Hi all.
1)
I would like to hide my program from
1) taskmanager(QuerySystemInformation API): process
2) explorer(QueryDirectoryFile API): file system
and 3) regedit(EnumerateKey API): registry.
Moreover, It is needed to support 64-bit OS environment, e.g.Windows 7, 2008 server.
Is it possible to do these with madCodeHook 3.x?
2)
The demo program 'InjectService.exe' of 'MCHDemos\system wide\HookProcessTermination'
( http://madshi.net/MCHDemos.zip )
doesn't work in my computer(Windows 7 64-bit OS).
It makes an error 'Warning: Restarting failed'.
What could i do for fixing this error?
Thanks in advance.
Is is possible to hide my program?
Re: Is is possible to hide my program?
madCodeHook 2.x does not fully support 64bit OSs, that's why the HookProcessTermination doesn't work properly on your OS. Of course this is not a problem with madCodeHook 3.0.
Hiding a process is technically possible, however, it's considered malware-like behaviour.

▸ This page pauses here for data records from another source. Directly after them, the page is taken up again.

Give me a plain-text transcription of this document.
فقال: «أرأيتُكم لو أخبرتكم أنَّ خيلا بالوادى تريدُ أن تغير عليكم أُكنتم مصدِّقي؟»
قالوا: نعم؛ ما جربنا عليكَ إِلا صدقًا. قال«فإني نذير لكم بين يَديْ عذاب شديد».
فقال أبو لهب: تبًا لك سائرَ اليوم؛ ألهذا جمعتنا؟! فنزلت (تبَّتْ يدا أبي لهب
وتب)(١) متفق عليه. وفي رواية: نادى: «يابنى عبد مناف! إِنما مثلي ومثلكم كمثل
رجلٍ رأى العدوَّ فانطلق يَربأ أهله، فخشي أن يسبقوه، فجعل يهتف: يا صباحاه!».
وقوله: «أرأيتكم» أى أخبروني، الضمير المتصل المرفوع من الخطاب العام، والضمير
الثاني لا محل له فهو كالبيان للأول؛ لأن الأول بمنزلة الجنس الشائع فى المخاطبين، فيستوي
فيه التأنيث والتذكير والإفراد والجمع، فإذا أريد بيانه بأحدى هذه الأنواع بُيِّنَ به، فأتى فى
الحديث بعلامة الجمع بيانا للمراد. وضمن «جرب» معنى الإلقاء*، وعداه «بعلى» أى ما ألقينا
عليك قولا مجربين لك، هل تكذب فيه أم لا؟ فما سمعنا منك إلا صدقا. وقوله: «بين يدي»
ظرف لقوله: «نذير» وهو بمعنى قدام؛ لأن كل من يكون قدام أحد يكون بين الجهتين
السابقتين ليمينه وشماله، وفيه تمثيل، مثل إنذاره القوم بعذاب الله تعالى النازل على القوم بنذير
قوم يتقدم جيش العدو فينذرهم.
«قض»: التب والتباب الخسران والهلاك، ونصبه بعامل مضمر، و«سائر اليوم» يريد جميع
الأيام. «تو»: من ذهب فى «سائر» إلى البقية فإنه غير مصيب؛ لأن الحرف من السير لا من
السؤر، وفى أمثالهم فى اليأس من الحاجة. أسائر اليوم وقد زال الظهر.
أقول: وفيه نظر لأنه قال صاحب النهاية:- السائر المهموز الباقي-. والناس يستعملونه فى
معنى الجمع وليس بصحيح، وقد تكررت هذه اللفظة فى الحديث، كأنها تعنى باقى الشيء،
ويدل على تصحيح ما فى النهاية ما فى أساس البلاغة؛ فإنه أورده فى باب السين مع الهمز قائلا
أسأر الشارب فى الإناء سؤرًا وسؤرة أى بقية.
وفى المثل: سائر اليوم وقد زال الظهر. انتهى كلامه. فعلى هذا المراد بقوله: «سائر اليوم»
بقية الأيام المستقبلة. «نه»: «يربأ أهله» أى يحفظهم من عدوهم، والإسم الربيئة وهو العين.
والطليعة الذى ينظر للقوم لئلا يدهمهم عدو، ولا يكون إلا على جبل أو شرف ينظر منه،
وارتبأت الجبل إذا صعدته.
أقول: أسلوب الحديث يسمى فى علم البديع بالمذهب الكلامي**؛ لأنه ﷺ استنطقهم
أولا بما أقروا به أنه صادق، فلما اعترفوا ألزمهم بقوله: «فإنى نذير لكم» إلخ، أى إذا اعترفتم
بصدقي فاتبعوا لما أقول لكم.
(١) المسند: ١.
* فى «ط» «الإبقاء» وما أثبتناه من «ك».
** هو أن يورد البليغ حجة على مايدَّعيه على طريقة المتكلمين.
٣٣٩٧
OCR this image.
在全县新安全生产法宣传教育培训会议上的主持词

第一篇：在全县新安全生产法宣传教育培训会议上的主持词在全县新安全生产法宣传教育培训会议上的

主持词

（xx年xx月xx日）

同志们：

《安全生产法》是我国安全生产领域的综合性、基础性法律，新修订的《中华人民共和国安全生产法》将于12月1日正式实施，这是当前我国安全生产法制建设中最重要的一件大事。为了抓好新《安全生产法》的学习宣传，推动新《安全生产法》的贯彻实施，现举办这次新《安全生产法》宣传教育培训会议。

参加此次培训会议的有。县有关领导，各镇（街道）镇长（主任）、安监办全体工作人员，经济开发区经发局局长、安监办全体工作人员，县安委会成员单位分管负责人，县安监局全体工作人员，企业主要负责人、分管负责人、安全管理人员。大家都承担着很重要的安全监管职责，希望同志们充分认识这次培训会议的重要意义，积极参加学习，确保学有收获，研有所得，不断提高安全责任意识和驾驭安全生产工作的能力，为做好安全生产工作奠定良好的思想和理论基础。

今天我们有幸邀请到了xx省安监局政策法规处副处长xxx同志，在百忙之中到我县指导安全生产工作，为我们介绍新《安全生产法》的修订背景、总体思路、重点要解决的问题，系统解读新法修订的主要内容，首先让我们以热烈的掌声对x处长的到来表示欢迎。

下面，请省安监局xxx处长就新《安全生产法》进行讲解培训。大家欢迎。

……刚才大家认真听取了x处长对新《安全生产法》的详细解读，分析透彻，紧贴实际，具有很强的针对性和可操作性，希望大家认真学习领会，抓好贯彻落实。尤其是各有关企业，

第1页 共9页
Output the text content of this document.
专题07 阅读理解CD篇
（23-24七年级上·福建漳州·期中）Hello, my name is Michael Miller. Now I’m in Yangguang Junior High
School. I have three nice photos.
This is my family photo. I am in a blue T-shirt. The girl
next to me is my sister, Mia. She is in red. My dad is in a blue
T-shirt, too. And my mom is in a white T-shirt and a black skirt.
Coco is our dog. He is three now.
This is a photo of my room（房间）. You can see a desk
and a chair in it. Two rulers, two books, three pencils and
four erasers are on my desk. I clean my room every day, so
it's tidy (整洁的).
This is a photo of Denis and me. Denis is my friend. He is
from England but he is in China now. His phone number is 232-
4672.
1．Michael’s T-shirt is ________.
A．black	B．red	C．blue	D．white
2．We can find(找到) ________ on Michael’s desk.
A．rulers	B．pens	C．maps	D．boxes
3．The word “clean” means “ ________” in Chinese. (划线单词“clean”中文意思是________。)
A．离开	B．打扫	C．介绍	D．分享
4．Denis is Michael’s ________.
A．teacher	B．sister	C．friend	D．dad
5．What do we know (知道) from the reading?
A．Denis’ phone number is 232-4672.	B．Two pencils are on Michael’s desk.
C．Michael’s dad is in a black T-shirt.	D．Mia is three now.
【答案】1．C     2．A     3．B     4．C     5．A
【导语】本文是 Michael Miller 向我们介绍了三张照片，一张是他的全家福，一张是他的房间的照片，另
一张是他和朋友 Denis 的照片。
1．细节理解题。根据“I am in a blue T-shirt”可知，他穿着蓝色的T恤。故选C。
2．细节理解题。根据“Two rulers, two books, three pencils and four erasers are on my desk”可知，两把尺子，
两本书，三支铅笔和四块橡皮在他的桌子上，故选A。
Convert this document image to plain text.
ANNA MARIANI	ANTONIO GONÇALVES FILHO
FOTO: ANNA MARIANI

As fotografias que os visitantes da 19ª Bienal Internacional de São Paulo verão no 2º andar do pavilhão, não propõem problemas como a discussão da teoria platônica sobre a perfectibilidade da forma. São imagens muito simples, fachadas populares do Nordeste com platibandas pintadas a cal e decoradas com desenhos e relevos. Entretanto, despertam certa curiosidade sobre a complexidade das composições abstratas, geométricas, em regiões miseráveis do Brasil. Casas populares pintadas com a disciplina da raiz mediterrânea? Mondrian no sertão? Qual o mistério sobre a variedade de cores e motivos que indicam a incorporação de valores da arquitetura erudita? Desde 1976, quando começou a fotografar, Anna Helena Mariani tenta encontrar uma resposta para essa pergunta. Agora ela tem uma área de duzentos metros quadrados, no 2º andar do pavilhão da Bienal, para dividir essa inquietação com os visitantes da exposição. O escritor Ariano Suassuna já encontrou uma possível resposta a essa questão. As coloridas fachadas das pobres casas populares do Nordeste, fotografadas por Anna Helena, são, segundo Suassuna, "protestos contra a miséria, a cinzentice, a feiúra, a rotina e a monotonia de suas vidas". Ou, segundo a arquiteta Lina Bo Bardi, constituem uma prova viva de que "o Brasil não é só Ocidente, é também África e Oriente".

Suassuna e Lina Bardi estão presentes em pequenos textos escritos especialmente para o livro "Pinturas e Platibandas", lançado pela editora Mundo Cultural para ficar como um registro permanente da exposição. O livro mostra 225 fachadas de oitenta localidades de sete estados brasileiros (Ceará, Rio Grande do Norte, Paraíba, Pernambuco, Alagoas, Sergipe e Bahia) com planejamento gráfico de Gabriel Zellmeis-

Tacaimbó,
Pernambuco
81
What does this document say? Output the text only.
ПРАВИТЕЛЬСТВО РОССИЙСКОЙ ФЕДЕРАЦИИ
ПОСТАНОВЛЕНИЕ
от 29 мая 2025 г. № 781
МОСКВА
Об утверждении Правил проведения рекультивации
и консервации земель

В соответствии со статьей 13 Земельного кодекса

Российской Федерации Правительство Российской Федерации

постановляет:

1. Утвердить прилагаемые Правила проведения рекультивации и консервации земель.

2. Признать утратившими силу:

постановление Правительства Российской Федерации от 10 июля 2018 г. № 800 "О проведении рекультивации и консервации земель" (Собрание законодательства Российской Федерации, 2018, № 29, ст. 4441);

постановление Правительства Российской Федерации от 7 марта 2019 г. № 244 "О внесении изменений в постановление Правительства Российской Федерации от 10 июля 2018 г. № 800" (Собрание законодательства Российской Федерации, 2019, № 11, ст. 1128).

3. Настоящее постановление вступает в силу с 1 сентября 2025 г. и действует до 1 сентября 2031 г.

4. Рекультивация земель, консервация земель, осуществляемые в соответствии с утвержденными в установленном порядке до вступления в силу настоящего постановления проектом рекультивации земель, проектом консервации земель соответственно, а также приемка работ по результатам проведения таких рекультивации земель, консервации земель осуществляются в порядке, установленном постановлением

Because of that madCodeHook has a specific API hook block in it that prevents people from hooking the APIs needed for hiding a process. So I'm sorry to say, but with madCodeHook you can not hide your process. I had to do that because malware programmers kept on misusing madCodeHook. Blocking those APIs from being hookable was one of the counter measures I took to stop malware programmers from misusing madCodeHook.
Hiding a process is technically possible, however, it's considered malware-like behaviour. Because of that madCodeHook has a specific API hook block in it that prevents people from hooking the APIs needed for hiding a process. So I'm sorry to say, but with madCodeHook you can not hide your process. I had to do that because malware programmers kept on misusing madCodeHook. Blocking those APIs from being hookable was one of the counter measures I took to stop malware programmers from misusing madCodeHook.